Die Akrobatengruppe „Bingo“ wirbelte an Tüchern und Bändern unter dem Zirkuszelt, sodass man gar nicht wusste, wo man zuerst hinschauen sollte. Mit dem waghalsigen Auftritt von „Les Paul“ standen zum ersten Mal auch die drei Kinder des Zirkusdirektors auf Rollschuhen in der Manege. Sie drehten sich mit rasanter Geschwindigkeit auf einem Podest und verbogen sich dazu noch in den Spagat.

Neben schnellen Nummern, fanden sich auch anmutige, sogar romantische Showeinlagen. Die 17-jährige Geraldine Philadelphia jonglierte mit Reifen, während sie andere gleichzeitig um ihre Hüften und den Fuß kreisen ließ. Das ungarische Paar „Duo Viro“ glitt am Vertikaltuch durch die Manege, ihre ruhige Nummer (begleitet vom Lied „You raise me up“) endete mit einem Kuss, der so manchem Zuschauer ein seufzendes „Oh“ entlockte.

Geballte Muskelkraft zeigte das „Trio Laruss“. Als drei goldene Statuen, die zum Leben erwachten, formten sie unterschiedliche Hebefiguren. Dabei sah es aus, als täten sie das in Zeitlupe – die enorme Kraft, die dahinter steckt, ließ sich nur erahnen. Eine der vom Publikum am meisten gefeierten Nummern bot Encho Keryazov, der mit einer schier unglaublichen Körperspannung minutenlange Handstandakrobatik vollführte.

Die von Karl Trunk geleitete Pferdenummer, in der er insgesamt acht Pferde dazu brachte, sich im Kreis zu drehen, auf den Hinterbeinen und paarweise nebeneinander her zu laufen, bräuchte es für einen erfolgreichen Abend gar nicht. Wenngleich die Reaktionen aus dem Publikum eine Vorliebe für Tiereinlagen deutlich machten. Der Circus Roncalli war einer der ersten Zirkusse, der auf wilde Tiere verzichtete, betonte Paul bereits im Juni gegenüber 16vor. „Zirkus ist aus Pferdeshows entstanden. Dann kamen erst Clowns und Akrobaten dazu. Das Pferd ist ein Haustier und von der Haltung kein Problem. Man weiß, was es frisst, was es von der Bewegung braucht. Mich interessieren aber viel mehr die Menschen im Zirkus, vor allem die Clowns.“

Und von denen hat er gleich fünf in die Manege geholt. Die Clowns – allen voran die beiden KGB-Clowns, deren Namen für die „Kunst von Gestik und Bewegung“ steht (darin sind sie eindeutig Meister) – überbrückten die Umbauarbeiten mit abwechslungsreichen Einlagen. Sie übernahmen aber auch immer wieder die ganze Manege für sich und ihre mitreißend komischen Sketche.

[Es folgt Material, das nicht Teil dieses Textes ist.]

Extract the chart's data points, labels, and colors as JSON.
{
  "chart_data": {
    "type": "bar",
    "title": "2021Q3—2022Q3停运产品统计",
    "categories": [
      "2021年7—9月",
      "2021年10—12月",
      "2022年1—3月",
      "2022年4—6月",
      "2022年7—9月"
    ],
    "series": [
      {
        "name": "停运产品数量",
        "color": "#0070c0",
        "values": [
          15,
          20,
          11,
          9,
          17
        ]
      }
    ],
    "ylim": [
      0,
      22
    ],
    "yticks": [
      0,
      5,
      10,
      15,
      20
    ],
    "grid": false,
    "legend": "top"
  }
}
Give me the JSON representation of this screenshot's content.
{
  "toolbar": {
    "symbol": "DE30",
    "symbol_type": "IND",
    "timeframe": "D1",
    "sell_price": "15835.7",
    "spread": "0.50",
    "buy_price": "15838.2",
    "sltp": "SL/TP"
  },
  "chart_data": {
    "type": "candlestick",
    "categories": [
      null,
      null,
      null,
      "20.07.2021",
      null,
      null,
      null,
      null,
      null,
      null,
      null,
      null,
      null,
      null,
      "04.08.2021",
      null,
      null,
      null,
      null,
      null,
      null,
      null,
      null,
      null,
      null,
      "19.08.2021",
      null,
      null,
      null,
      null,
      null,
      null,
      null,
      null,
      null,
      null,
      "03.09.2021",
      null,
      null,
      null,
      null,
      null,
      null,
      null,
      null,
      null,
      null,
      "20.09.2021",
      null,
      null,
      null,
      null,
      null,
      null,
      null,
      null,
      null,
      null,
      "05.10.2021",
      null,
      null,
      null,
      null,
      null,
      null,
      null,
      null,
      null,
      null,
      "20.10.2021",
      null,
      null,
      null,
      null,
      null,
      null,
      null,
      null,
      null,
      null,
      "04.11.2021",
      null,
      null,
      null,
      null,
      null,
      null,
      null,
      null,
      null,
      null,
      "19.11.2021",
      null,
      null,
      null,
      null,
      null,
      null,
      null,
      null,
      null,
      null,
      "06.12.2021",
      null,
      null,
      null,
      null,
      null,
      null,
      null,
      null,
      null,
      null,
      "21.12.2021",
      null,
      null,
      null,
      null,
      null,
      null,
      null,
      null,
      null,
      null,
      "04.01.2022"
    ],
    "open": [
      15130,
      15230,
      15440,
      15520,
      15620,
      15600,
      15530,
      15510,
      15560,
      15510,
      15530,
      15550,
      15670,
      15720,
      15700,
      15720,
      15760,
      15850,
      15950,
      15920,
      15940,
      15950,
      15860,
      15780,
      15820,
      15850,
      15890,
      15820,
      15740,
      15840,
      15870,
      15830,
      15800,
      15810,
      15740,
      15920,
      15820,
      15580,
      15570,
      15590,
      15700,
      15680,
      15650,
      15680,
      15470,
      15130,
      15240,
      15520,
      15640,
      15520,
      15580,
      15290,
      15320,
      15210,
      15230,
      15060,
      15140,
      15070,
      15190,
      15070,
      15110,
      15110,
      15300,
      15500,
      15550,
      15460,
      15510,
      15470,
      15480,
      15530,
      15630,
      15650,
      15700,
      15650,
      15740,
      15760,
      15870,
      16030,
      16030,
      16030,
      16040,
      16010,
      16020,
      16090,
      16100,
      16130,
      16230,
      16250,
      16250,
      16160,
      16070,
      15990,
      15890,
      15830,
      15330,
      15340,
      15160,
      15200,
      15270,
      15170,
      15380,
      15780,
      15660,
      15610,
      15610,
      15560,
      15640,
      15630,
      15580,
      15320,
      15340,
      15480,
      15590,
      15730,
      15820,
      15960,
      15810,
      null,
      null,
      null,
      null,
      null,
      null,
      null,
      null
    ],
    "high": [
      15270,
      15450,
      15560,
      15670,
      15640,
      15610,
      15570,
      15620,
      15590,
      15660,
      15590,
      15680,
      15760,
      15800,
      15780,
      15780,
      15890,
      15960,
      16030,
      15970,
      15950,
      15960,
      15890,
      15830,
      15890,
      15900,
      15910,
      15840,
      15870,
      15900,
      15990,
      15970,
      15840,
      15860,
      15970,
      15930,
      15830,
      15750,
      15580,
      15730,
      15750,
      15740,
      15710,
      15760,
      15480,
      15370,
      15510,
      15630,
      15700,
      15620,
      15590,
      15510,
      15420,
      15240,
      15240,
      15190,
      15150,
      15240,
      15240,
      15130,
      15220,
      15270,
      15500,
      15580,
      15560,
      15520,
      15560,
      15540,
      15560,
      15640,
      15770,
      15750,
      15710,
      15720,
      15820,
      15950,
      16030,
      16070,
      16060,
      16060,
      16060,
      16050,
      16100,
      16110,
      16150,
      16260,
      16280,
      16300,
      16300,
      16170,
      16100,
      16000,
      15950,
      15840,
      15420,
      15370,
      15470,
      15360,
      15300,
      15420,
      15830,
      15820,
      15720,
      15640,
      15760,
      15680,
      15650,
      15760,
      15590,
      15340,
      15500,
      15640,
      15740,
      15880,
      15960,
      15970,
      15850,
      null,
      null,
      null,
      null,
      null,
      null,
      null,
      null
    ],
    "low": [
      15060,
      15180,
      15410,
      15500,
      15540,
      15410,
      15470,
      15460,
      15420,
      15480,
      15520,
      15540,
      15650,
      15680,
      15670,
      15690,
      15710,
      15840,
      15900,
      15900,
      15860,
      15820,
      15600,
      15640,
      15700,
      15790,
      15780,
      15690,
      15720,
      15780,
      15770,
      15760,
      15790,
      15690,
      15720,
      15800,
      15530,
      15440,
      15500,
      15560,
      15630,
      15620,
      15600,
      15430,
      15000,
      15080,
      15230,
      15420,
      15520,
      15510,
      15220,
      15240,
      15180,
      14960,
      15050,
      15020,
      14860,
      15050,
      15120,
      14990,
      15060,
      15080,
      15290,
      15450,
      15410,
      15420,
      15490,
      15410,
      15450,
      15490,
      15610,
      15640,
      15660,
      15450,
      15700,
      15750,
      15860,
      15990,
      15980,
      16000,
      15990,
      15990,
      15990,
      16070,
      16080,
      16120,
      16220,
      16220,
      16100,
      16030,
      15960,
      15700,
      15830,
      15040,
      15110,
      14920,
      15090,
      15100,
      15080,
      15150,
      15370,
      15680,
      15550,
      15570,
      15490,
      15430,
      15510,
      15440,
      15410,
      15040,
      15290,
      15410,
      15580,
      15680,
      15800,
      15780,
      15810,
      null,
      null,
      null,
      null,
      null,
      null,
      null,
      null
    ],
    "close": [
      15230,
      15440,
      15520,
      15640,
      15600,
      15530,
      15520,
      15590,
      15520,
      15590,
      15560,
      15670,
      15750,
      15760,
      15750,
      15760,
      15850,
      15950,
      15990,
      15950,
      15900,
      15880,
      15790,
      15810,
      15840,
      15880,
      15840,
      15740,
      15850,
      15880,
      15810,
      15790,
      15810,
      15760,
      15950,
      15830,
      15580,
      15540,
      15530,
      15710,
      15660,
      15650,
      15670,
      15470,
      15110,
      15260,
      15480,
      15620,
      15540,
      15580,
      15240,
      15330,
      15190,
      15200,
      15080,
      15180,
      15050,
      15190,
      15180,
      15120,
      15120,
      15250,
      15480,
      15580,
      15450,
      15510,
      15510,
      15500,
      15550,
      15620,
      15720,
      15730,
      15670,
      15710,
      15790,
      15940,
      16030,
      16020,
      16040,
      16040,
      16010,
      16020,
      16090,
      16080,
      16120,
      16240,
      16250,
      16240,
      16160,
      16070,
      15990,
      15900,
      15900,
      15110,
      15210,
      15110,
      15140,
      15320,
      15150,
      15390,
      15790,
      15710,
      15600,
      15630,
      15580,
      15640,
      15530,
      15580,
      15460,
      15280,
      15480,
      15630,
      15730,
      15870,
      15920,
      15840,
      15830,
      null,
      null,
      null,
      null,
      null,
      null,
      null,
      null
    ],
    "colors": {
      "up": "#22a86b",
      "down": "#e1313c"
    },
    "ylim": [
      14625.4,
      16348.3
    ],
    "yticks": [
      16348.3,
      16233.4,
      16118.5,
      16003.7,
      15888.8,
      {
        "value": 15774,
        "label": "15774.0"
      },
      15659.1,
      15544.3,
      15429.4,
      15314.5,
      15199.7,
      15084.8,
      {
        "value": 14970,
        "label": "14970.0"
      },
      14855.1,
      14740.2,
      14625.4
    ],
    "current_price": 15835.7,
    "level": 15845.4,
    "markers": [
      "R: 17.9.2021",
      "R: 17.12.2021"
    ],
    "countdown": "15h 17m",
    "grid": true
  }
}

Die Liebe für Details, die sich sowohl an den verzierten Logen als auch an den Kostümen der Popcorn- und Getränkeverkäufer zeigt, findet sich auch in der Show „Time is Honey“ wieder. Sie schafft eine Gesamtatmosphäre, die den Zuschauer völlig in die Zirkuswelt eintauchen lässt. Zwischen dem Geruch von gebrannten Mandeln, der Livemusik des „Royal Roncalli Orchestra“ und den Bildern, die sich einem in- und außerhalb der Manege bieten, kann man nicht anders, als sich fallen zu lassen und die Zeit einfach zu vergessen.

Die zweieinhalbstündige Vorstellung vergeht daher so schnell, dass man sich wundert, als die Clowns am Ende mit verschlafenem Blick und in Nachthemden das Symbol der Uhr wieder aufgreifen und darauf aufmerksam machen, dass es Zeit ist, nun zu gehen. Nur die Glühbirnen am Zirkuszelt brennen noch die ganze Nacht.

Vorstellungen sind immer von Mittwoch bis Samstag um 15 Uhr und 19.30 Uhr und sonntags um 14 Uhr und 18 Uhr. Tickets gibt es hier oder an der Kasse beim Zirkuszelt; am 28. Juli gewährt der Circus Roncalli von 10 bis 12 Uhr einen Blick hinter die Vorhänge am Tag der offenen Tür.